Show command reference
After you get a copy of this repo in your own GitHub account,
open a machine terminal in your Repos folder:
# Replace username with YOUR GitHub username.
git clone https://github.com/username/datafun-04-notebooks
cd datafun-04-notebooks
code .These are listed for convenience. For best results, follow the detailed instructions in pro-analytics-02 guide.
uv self update
uv python pin 3.14
uv lock --upgrade
uv sync --extra dev --extra docs --upgrade
uvx pre-commit install
git add -A
uvx pre-commit run --all-files
# repeat if changes were made
uvx pre-commit run --all-files
# run the module to verify the environment (.venv)
uv run python -m datafun.app_case
# do chores
uv run ruff format .
uv run ruff check . --fix
uv run python -m pyright
uv run python -m pytest
uv run python -m zensical build
# save progress
git add -A
git commit -m "update"
git push -u origin main- Use the UP ARROW and DOWN ARROW in the terminal to scroll through past commands.
- Use
CTRL+fto find (and replace) text within a file. - You do not need to add to or modify
tests/. They are provided for example only. - Many files are silent helpers. Explore as you like, but nothing is required.
- You do NOT not to understand everything; understanding builds naturally over time.
If you see something like this in your terminal: >>> or ...
You accidentally started Python interactive mode.
It happens.
Press Ctrl+c (both keys together) or Ctrl+Z then Enter on Windows.

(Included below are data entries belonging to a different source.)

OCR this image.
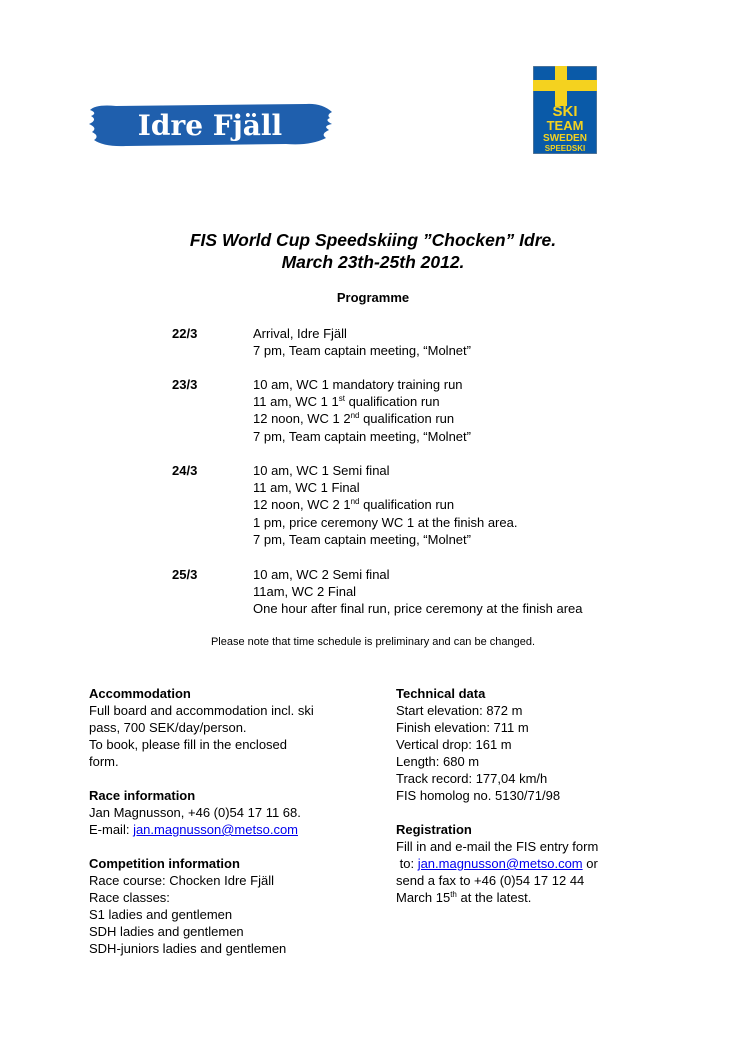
Idre Fjäll	SKI
TEAM
SWEDEN
SPEEDSKI
FIS World Cup Speedskiing ”Chocken” Idre.
March 23th-25th 2012.
Programme
22/3	Arrival, Idre Fjäll
7 pm, Team captain meeting, “Molnet”
23/3	10 am, WC 1 mandatory training run
11 am, WC 1 1st qualification run
12 noon, WC 1 2nd qualification run
7 pm, Team captain meeting, “Molnet”
24/3	10 am, WC 1 Semi final
11 am, WC 1 Final
12 noon, WC 2 1nd qualification run
1 pm, price ceremony WC 1 at the finish area.
7 pm, Team captain meeting, “Molnet”
25/3	10 am, WC 2 Semi final
11am, WC 2 Final
One hour after final run, price ceremony at the finish area
Please note that time schedule is preliminary and can be changed.
Accommodation
Full board and accommodation incl. ski
pass, 700 SEK/day/person.
To book, please fill in the enclosed
form.
Race information
Jan Magnusson, +46 (0)54 17 11 68.
E-mail: jan.magnusson@metso.com
Competition information
Race course: Chocken Idre Fjäll
Race classes:
S1 ladies and gentlemen
SDH ladies and gentlemen
SDH-juniors ladies and gentlemen
Technical data
Start elevation: 872 m
Finish elevation: 711 m
Vertical drop: 161 m
Length: 680 m
Track record: 177,04 km/h
FIS homolog no. 5130/71/98
Registration
Fill in and e-mail the FIS entry form
to: jan.magnusson@metso.com or
send a fax to +46 (0)54 17 12 44
March 15th at the latest.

| INFO | EDA | --- Section 9: Summary and next steps ---
| INFO | EDA | ========================
| INFO | EDA | SUMMARY
| INFO | EDA | ========================
| INFO | EDA | Dataset: penguins
| INFO | EDA | Original rows: 344
| INFO | EDA | Clean rows: 342
| INFO | EDA | Groups found in species: ['Adelie', 'Chinstrap', 'Gentoo']
| INFO | EDA | Strongest correlation:
| INFO | EDA | flipper_length_mm and body_mass_g (~0.87)
| INFO | EDA | Suggested next step:
| INFO | EDA | Model body_mass_g ~ flipper_length_mm with linear regression
| INFO | EDA | ----- in a script, call plt.show() once at the end to display all charts -----
| INFO | EDA | EDA workflow complete
| INFO | EDA | IMPORTANT: This script creates chart windows.
| INFO | EDA | Close any chart windows and terminate this process with CTRL+c as needed.
| INFO | EDA | ========================
| INFO | EDA | Executed successfully!
| INFO | EDA | ========================Take screenshots of your charts and provide them here with a discussion. In Markdown, display a figure by using: an exclamation mark immediately followed by square brackets containing a useful caption immediately followed by parentheses containing the relative path to your figure. Note: When you start typing the path with a dot (.) for "here, in this directory", the IDE may help complete the path.
Follow this example, but the figures should reflect your work and include your narrative. Remove unnecessary instructional comments in your final version of this README.md.